Monday, October 29, 2007

Update: Motorcycylist Sought in Beltway Disaster...

In late May, I appeared on Countdown with Keith Olbermann on MSNBC. The inquiry stemmed from an accident in the Washington D.C. area where 2 were killed and 15 injured.

According to reports, a motorcycle was traveling upwards of 120 mph when Officer Scott Campbell began to pursue. Only moments later, during rush hour traffic, the police cruiser collided with a SUV, setting off a chain-reaction that killed two and injured 15. According to accounts of more than 20 witnesses, the police interview, a videotape of the chase, and other evidence, Officer Campbell could be fired and even face criminal prosecution. Sources say Campbell initiated the pursuit without radioing to dispatchers, which is required by policy. He has been placed on administrative leave with pay.

The Prince George's police department pursuit policy only allows pursuits if there is probable cause to believe that the suspect was involved in the use or threat of physical force or was involved in a hit-and-run accident that resulted in death or serious injury. "The policy says that an officer's primary concern should be the prevention of life, not capturing or identifying a suspect."

Until recently, the driver of the motorcycle remained unknown. However, his passenger recently came forward and identified the driver. Police are investigating. Although his identity might be known, the driver is still at large.
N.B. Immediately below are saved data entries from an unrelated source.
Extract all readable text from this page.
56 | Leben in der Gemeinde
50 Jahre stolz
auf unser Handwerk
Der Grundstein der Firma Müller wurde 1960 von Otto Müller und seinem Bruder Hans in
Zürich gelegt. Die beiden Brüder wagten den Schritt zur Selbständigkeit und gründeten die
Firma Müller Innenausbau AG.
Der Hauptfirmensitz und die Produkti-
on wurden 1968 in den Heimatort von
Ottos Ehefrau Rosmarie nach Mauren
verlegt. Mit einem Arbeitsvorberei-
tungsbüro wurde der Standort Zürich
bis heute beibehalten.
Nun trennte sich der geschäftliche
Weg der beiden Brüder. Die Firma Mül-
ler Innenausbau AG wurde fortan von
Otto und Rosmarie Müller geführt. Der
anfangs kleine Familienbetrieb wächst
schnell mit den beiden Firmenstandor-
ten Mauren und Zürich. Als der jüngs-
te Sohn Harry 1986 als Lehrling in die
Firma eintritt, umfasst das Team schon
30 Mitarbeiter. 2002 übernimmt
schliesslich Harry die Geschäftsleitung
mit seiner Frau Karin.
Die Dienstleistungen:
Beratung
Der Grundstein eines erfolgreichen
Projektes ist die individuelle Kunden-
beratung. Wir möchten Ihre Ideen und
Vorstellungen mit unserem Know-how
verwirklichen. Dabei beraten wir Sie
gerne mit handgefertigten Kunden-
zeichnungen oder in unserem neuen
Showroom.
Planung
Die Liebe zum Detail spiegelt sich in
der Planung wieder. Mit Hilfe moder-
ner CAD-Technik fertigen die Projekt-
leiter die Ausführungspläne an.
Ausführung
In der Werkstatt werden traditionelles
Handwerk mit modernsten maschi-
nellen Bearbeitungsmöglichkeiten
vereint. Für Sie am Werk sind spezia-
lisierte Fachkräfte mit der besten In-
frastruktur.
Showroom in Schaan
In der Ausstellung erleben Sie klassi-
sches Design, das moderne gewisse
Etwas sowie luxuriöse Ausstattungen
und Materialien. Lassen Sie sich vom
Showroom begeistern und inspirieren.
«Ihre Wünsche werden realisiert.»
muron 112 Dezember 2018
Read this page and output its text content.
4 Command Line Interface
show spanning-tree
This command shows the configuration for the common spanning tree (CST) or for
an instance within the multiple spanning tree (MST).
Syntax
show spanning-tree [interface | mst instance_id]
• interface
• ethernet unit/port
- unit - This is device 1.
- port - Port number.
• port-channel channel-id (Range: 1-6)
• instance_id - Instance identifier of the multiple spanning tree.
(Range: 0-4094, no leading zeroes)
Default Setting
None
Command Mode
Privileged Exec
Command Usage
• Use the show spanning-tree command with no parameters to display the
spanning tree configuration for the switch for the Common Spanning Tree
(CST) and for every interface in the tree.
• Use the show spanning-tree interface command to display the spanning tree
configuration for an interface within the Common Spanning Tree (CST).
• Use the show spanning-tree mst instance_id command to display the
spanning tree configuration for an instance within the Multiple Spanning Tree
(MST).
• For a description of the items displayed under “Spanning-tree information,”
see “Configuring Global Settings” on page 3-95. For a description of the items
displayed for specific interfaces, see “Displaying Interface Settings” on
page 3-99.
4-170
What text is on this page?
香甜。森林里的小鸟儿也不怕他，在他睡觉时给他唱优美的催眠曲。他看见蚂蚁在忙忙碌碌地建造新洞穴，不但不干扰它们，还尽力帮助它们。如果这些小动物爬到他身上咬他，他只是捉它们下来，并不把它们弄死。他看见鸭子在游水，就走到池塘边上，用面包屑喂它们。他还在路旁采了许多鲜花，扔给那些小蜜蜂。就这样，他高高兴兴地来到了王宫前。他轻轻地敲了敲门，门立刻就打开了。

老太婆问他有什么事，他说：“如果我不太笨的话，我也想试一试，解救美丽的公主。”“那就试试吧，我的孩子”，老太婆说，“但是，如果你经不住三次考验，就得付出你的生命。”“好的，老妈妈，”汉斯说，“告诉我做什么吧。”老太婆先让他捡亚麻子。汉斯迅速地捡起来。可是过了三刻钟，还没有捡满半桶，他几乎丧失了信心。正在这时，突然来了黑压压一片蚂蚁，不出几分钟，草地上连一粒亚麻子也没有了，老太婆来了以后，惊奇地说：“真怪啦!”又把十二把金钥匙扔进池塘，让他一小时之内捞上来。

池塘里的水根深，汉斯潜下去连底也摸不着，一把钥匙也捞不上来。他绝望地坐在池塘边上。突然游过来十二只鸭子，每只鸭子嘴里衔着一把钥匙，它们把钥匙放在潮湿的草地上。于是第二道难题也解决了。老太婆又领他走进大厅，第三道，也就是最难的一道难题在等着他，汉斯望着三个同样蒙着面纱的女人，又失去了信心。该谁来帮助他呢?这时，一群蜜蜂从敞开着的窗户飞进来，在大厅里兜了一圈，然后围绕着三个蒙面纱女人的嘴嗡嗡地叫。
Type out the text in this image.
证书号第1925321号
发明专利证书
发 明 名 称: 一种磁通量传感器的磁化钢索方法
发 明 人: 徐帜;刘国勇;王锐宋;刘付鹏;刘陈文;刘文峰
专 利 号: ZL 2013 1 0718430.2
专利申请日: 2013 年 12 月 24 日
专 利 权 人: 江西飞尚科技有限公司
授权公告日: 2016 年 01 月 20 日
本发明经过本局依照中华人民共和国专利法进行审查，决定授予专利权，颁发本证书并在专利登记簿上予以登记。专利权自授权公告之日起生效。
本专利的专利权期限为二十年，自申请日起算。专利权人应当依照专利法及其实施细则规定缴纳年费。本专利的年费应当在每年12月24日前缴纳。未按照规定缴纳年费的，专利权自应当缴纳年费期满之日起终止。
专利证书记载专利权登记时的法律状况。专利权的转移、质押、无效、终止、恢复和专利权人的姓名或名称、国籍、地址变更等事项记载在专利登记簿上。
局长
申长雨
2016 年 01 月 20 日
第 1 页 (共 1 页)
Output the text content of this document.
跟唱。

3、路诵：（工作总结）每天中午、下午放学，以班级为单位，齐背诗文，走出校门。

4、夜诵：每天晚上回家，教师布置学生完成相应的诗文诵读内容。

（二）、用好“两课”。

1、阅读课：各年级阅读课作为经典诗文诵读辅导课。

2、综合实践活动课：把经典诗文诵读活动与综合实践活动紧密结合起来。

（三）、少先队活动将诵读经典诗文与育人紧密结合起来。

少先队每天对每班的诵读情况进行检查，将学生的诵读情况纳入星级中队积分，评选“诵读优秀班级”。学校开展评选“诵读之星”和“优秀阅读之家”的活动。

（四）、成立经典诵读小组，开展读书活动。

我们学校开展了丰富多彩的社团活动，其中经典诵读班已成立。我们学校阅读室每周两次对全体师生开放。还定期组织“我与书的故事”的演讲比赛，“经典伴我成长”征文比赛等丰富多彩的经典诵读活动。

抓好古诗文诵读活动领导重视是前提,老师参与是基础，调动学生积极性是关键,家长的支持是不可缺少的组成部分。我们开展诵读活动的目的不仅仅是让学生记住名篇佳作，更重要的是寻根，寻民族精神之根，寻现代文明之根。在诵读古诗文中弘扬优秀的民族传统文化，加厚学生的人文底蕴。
Transcript of MSNBC interview: HERE

1 comment:

Anonymous said...

Do you realize that under Prince George's pursuit police that if the suspect punches someone, jumps in their car and takes off as the police arrive that the police are allowed to pursue the suspect? Or heck, if the suspect swings and misses then jumps into his car and takes off that police can pursue? Not that great of a policy. Again the purchasing of better equipment to assist officers in their pursuit is the prudent approach rather then written words.